Despite the demand for future skillsets, we’re currently facing the biggest skills shortage of our lifetime. PwC’s Middle East CEO survey highlighted that 80% of CEOs believe that a shortage of skills in the workforce is one of the key threats to their organisation’s growth prospects. 

Part of our drive at PwC’s Academy Middle East in leading the upskilling revolution in the region is to facilitate lasting change. We deliver innovative and practical training, that includes both digital and soft skills components, for individuals and organisations across industries to create a truly future-ready workforce in the Middle East.

3. How have these traits changed since the outbreak of COVID-19, or have they remained the same but their significance has grown?

Prior to the pandemic, the World Economic Forum set an ambitious target to upskill one billion people by 2030. This was initiated to tackle the 75 million jobs expected to be displaced by automation and AI by 2022. Since Covid-19, the window of opportunity to reskill has become shorter in the newly constrained labour market.[1] 

The way we live, work and learn has changed drastically, placing digital technologies at the forefront. The pace of change has accelerated the need for upskilling and reskilling. In many organisations and economies, this crisis has highlighted the discrepancy between the skills people have and those needed for jobs in the digital world. 

4. What was the role of a digital leader when the initial outbreak happened?

The need for digital leadership was brought to the forefront by the pandemic. With the huge transition to work from home (WFH), strong leadership has helped guide and steady employees, and ensure continued productivity. Leaders who understand the application of technologies in the workplace have been able to create new drivers for success, including streamlining operational systems, mindful connection of their employees and improved agility in the workplace. 

5. How has that role evolved and what are the next steps for digital leaders going forward in 2021 and beyond?

Eighty-four percent of employers are set to rapidly digitalise working processes, including a significant expansion of remote work—with the potential to move 44% of their workforce to operate remotely.[2] This is a very significant change towards a digital future. Technology is moving at a rapid pace, and having digital skills is no longer a ‘good to have’, it is critical to business success. Leaders and employees alike must adapt to a cycle of constant learning and upskilling to remain competitive.

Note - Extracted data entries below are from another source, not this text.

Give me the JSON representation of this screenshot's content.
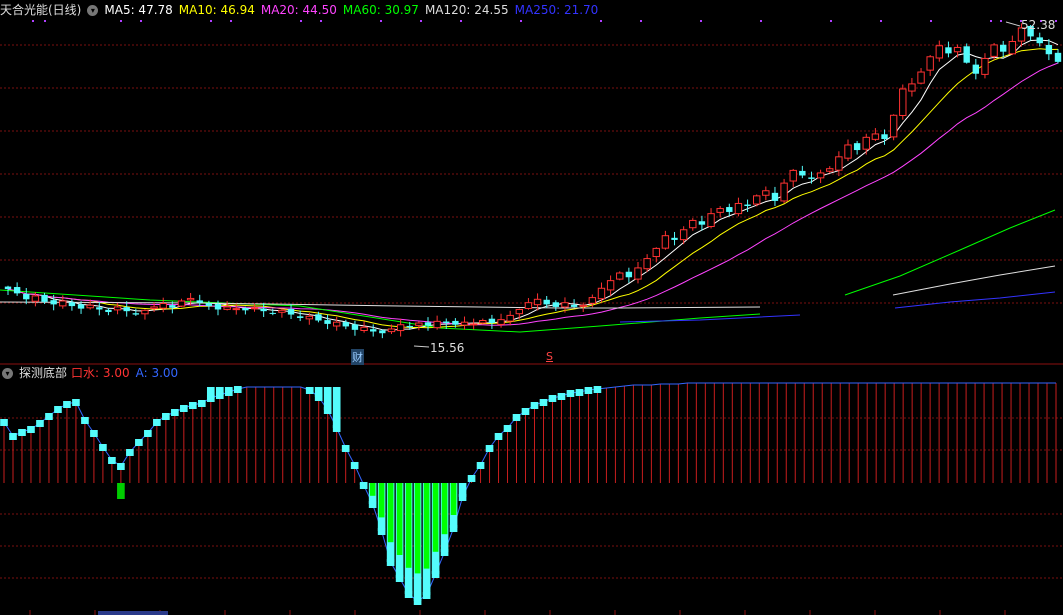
{
  "main_chart": {
    "title": "天合光能(日线)",
    "ma_legend": [
      {
        "label": "MA5: 47.78",
        "color": "#ffffff"
      },
      {
        "label": "MA10: 46.94",
        "color": "#ffff00"
      },
      {
        "label": "MA20: 44.50",
        "color": "#ff44ff"
      },
      {
        "label": "MA60: 30.97",
        "color": "#00ff00"
      },
      {
        "label": "MA120: 24.55",
        "color": "#dddddd"
      },
      {
        "label": "MA250: 21.70",
        "color": "#3333ff"
      }
    ],
    "high_label": "52.38",
    "low_label": "15.56",
    "marker_cai": "财",
    "marker_s": "S"
  },
  "indicator": {
    "title": "探测底部",
    "legend": [
      {
        "label": "口水: 3.00",
        "color": "#ff3333"
      },
      {
        "label": "A: 3.00",
        "color": "#3366ff"
      }
    ]
  },
  "chart_data": [
    {
      "type": "candlestick",
      "title": "天合光能(日线)",
      "series": [
        {
          "name": "MA5",
          "last": 47.78
        },
        {
          "name": "MA10",
          "last": 46.94
        },
        {
          "name": "MA20",
          "last": 44.5
        },
        {
          "name": "MA60",
          "last": 30.97
        },
        {
          "name": "MA120",
          "last": 24.55
        },
        {
          "name": "MA250",
          "last": 21.7
        }
      ],
      "annotations": [
        "52.38",
        "15.56"
      ],
      "closes": [
        21.0,
        20.5,
        19.8,
        20.2,
        19.5,
        19.2,
        19.6,
        19.0,
        18.7,
        19.1,
        18.6,
        18.3,
        18.9,
        18.4,
        18.0,
        18.5,
        18.9,
        19.3,
        18.8,
        19.6,
        19.9,
        19.4,
        19.0,
        18.6,
        18.9,
        18.7,
        18.5,
        18.8,
        18.4,
        18.1,
        18.5,
        18.0,
        17.6,
        17.8,
        17.3,
        16.9,
        17.1,
        16.6,
        16.2,
        16.5,
        16.0,
        15.8,
        16.3,
        16.8,
        16.5,
        17.0,
        16.7,
        17.2,
        17.0,
        16.8,
        17.1,
        16.9,
        17.3,
        17.0,
        17.4,
        17.9,
        18.6,
        19.4,
        19.8,
        19.2,
        18.9,
        19.4,
        18.9,
        19.1,
        20.0,
        21.1,
        22.0,
        22.9,
        22.4,
        23.5,
        24.6,
        25.8,
        27.3,
        26.8,
        28.0,
        29.1,
        28.6,
        29.9,
        30.5,
        30.1,
        31.1,
        30.8,
        32.0,
        32.6,
        31.4,
        33.5,
        35.0,
        34.4,
        34.0,
        34.7,
        35.2,
        36.6,
        38.0,
        37.4,
        38.9,
        39.3,
        38.7,
        41.5,
        44.6,
        45.2,
        46.6,
        48.4,
        49.7,
        48.8,
        49.5,
        47.7,
        46.4,
        48.2,
        49.8,
        49.0,
        50.2,
        51.8,
        50.8,
        50.0,
        48.7,
        47.8
      ]
    },
    {
      "type": "bar",
      "title": "探测底部",
      "series": [
        {
          "name": "口水",
          "last": 3.0
        },
        {
          "name": "A",
          "last": 3.0
        }
      ],
      "values": [
        61,
        47,
        51,
        54,
        60,
        67,
        74,
        79,
        81,
        63,
        50,
        36,
        23,
        17,
        31,
        41,
        50,
        61,
        67,
        71,
        75,
        78,
        80,
        85,
        88,
        91,
        94,
        96,
        96,
        96,
        96,
        96,
        96,
        96,
        93,
        86,
        73,
        55,
        35,
        18,
        -2,
        -21,
        -48,
        -79,
        -95,
        -111,
        -118,
        -112,
        -91,
        -69,
        -45,
        -14,
        5,
        18,
        35,
        47,
        55,
        66,
        72,
        78,
        81,
        85,
        87,
        90,
        91,
        93,
        94,
        95,
        96,
        97,
        98,
        98,
        98,
        99,
        99,
        99,
        100,
        100,
        100,
        100,
        100,
        100,
        100,
        100,
        100,
        100,
        100,
        100,
        100,
        100,
        100,
        100,
        100,
        100,
        100,
        100,
        100,
        100,
        100,
        100,
        100,
        100,
        100,
        100,
        100,
        100,
        100,
        100,
        100,
        100,
        100,
        100,
        100,
        100,
        100,
        100,
        100,
        100
      ],
      "ylim": [
        -125,
        100
      ]
    }
  ]
}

6. How do these roles mentioned compare to pre-COVID?

Digital leaders were in demand before the pandemic, but now there is an additional urgency for a pipeline of talent with the skills to implement new technologies in the workplace. In order to create sustainable success, digital technologies must be adopted as a core business strategy – and upskilling is key. In 2020, PwC’s Academy introduced a number of qualifications in the region to support training for the digital economy, including the region’s first qualification for AI, the Certified Artificial Intelligence Practitioner (CAIP). 

7. Whilst the initial strategy for digital leaders was to survive the outbreak, what is the strategy for digital leaders as they look to thrive going forward?

We will see more sophisticated technologies being integrated into the workplace, driven by digital leaders. To support these transformations, we will need to close the existing skills gap, and ensure that younger generations are prepared for the future workplace. 

Young professionals will need huge investment in education and skills development. This requires a collaborative effort from governments, private organisations and education providers. In the Middle East for example, PwC’s Academy is working with the regional governments to upskill the national talent for future leadership roles. We also work with the private and public sector for upskilling solutions in finance, tax, HR, marketing, leadership and management, graduate development, digital transformation to name a few. It is this multi 

faceted approach to upskilling that will help our region to thrive.